156 F.2d 220 | 9th Cir. | 1946
Appellant Beecher has appealed from several orders of the district court. Among them is an order of November 3, 1945, permitting the appellee to resume proceedings in the superior court of the State of Washington in foreclosure of appellee’s lien on the orchard and home of Beecher, a part of the bankruptcy estate, by allowing a sheriff’s sale of the property.
We are of the opinion that the district court had no power to grant such an order during the pendency of the proceeding under Section 75, sub. s, of the Frazier-Lemke Act, 11 U.S.C.A. § 203, sub. s, at this stage of the proceedings. Sections (o) and (p) of that Act prohibit such action unless after hearing and report of the Conciliation Commissioner, which was not had. Bastian v. Erickson, 10 Cir., 114 F.2d 338; Schriever v. Oxford Bldg. & Loan Ass’n, 6 Cir., 116 F.2d 683.
We reverse the order insofar as it permitted a sheriff’s sale. It appears that the sale was held, that appellee was the purchaser, and the sheriff’s deed delivered to it. We order that the district court exercise its jurisdiction over appellee to require it to restore the situation of the parties to that which existed prior to the making of the order.

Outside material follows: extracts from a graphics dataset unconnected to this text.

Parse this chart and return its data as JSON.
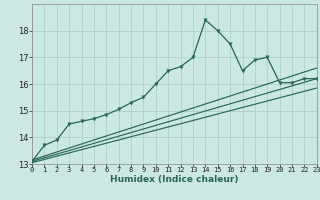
{
  "bg_color": "#cce8e4",
  "grid_color": "#b0d0cc",
  "line_color": "#2a6655",
  "xlabel": "Humidex (Indice chaleur)",
  "ylim": [
    13,
    19
  ],
  "xlim": [
    0,
    23
  ],
  "yticks": [
    13,
    14,
    15,
    16,
    17,
    18
  ],
  "xticks": [
    0,
    1,
    2,
    3,
    4,
    5,
    6,
    7,
    8,
    9,
    10,
    11,
    12,
    13,
    14,
    15,
    16,
    17,
    18,
    19,
    20,
    21,
    22,
    23
  ],
  "main_x": [
    0,
    1,
    2,
    3,
    4,
    5,
    6,
    7,
    8,
    9,
    10,
    11,
    12,
    13,
    14,
    15,
    16,
    17,
    18,
    19,
    20,
    21,
    22,
    23
  ],
  "main_y": [
    13.1,
    13.7,
    13.9,
    14.5,
    14.6,
    14.7,
    14.85,
    15.05,
    15.3,
    15.5,
    16.0,
    16.5,
    16.65,
    17.0,
    18.4,
    18.0,
    17.5,
    16.5,
    16.9,
    17.0,
    16.05,
    16.05,
    16.2,
    16.2
  ],
  "trend1_x": [
    0,
    23
  ],
  "trend1_y": [
    13.1,
    16.2
  ],
  "trend2_x": [
    0,
    23
  ],
  "trend2_y": [
    13.05,
    15.85
  ],
  "trend3_x": [
    0,
    23
  ],
  "trend3_y": [
    13.15,
    16.6
  ]
}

Beecher also moved to set aside an order of November 18, 1939, permitting the foreclosure proceeding in the state court to advance to the point of decree of foreclosure. The district court in an order of November 5, 1945, denied the motion. The order of November 18, 1939, has become final. The ground of the motion to set it aside is that it was beyond the jurisdiction of the court. In this Beecher errs. The order was voidable but not void and Beecher’s remedy was by appeal. Union Joint S. & L. Bank v. Byerly, 310 U.S. 1, 7, 60 S.Ct. 773, 84 L.Ed. 1041. We affirm the order of November 5, 1945, insofar as it concerns the motion to set aside the order of November 18, 1939.
Thereafter the sheriff advertised the property for sale for December 15, 1945. On December 4, 1945, Beecher moved the district court that it should restrain the sheriff from making the December 15th sale on the ground that the advertisement for the sale failed to set forth the provision of the court’s order that “the sale be upon the condition that in any event the farm debtor shall be allowed the one year redemption right which is provided by State Statute in connection with a foreclosure sale, plus any further redemption right which this Court may order of which the Act shall provide.”

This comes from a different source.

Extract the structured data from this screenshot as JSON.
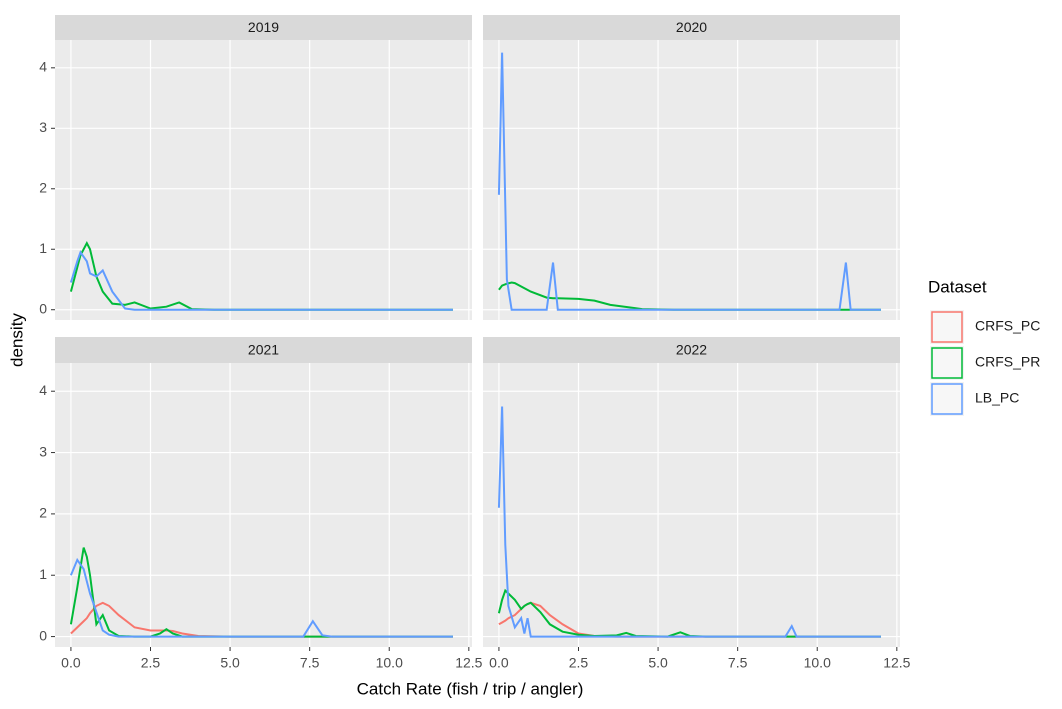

The district court on December 19, 1945, denied this motion on the ground that it had lost jurisdiction because of the pending appeal from the order of November 3, 1945. We do not regard that appeal as a supersedeas of that order depriving the district court of jurisdiction to prevent a sale which was about to be made in violation of its order of November 3, 1945. The district court should have prevented such a sale and the order of December 19, 1945 in that regard is reversed.

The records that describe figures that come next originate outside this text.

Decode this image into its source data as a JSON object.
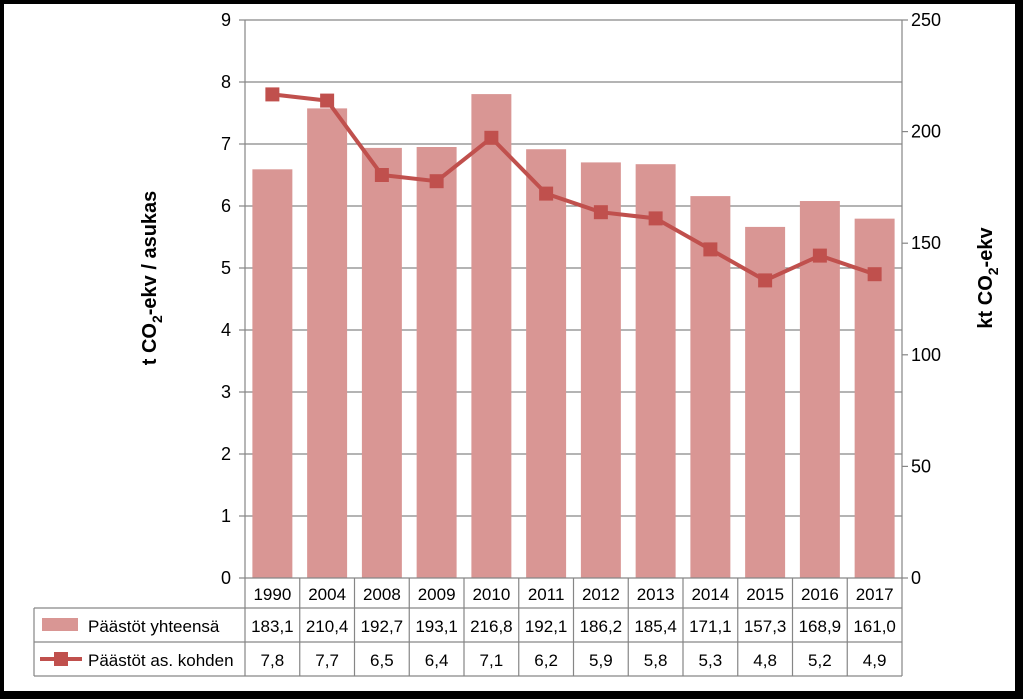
{
  "chart_data": {
    "type": "bar",
    "categories": [
      "1990",
      "2004",
      "2008",
      "2009",
      "2010",
      "2011",
      "2012",
      "2013",
      "2014",
      "2015",
      "2016",
      "2017"
    ],
    "series": [
      {
        "name": "Päästöt yhteensä",
        "chart_type": "bar",
        "axis": "right",
        "values": [
          183.1,
          210.4,
          192.7,
          193.1,
          216.8,
          192.1,
          186.2,
          185.4,
          171.1,
          157.3,
          168.9,
          161.0
        ],
        "labels": [
          "183,1",
          "210,4",
          "192,7",
          "193,1",
          "216,8",
          "192,1",
          "186,2",
          "185,4",
          "171,1",
          "157,3",
          "168,9",
          "161,0"
        ],
        "color": "#D99694"
      },
      {
        "name": "Päästöt as. kohden",
        "chart_type": "line",
        "axis": "left",
        "values": [
          7.8,
          7.7,
          6.5,
          6.4,
          7.1,
          6.2,
          5.9,
          5.8,
          5.3,
          4.8,
          5.2,
          4.9
        ],
        "labels": [
          "7,8",
          "7,7",
          "6,5",
          "6,4",
          "7,1",
          "6,2",
          "5,9",
          "5,8",
          "5,3",
          "4,8",
          "5,2",
          "4,9"
        ],
        "color": "#C0504D"
      }
    ],
    "ylabel_left": {
      "main": "t CO",
      "sub": "2",
      "rest": "-ekv / asukas"
    },
    "ylabel_right": {
      "main": "kt CO",
      "sub": "2",
      "rest": "-ekv"
    },
    "ylim_left": [
      0,
      9
    ],
    "yticks_left": [
      0,
      1,
      2,
      3,
      4,
      5,
      6,
      7,
      8,
      9
    ],
    "ylim_right": [
      0,
      250
    ],
    "yticks_right": [
      0,
      50,
      100,
      150,
      200,
      250
    ],
    "grid": true,
    "legend": "data-table below plot"
  }
}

Included in Beecher’s motion of December 4, 1945, is a motion to set aside the order of November 3, 1945. In view of our treatment of that order this question has become moot.
Beecher also sought an order for the appointment of a Conciliation Commissioner. His motion was ordered denied without prejudice on November 5, 1945. At the hearing before us, Beecher stated this question had become moot by reason of the appointment of such a Commissioner. The appeal from that order is dismissed.
Certain orders reversed and appeals from others dismissed.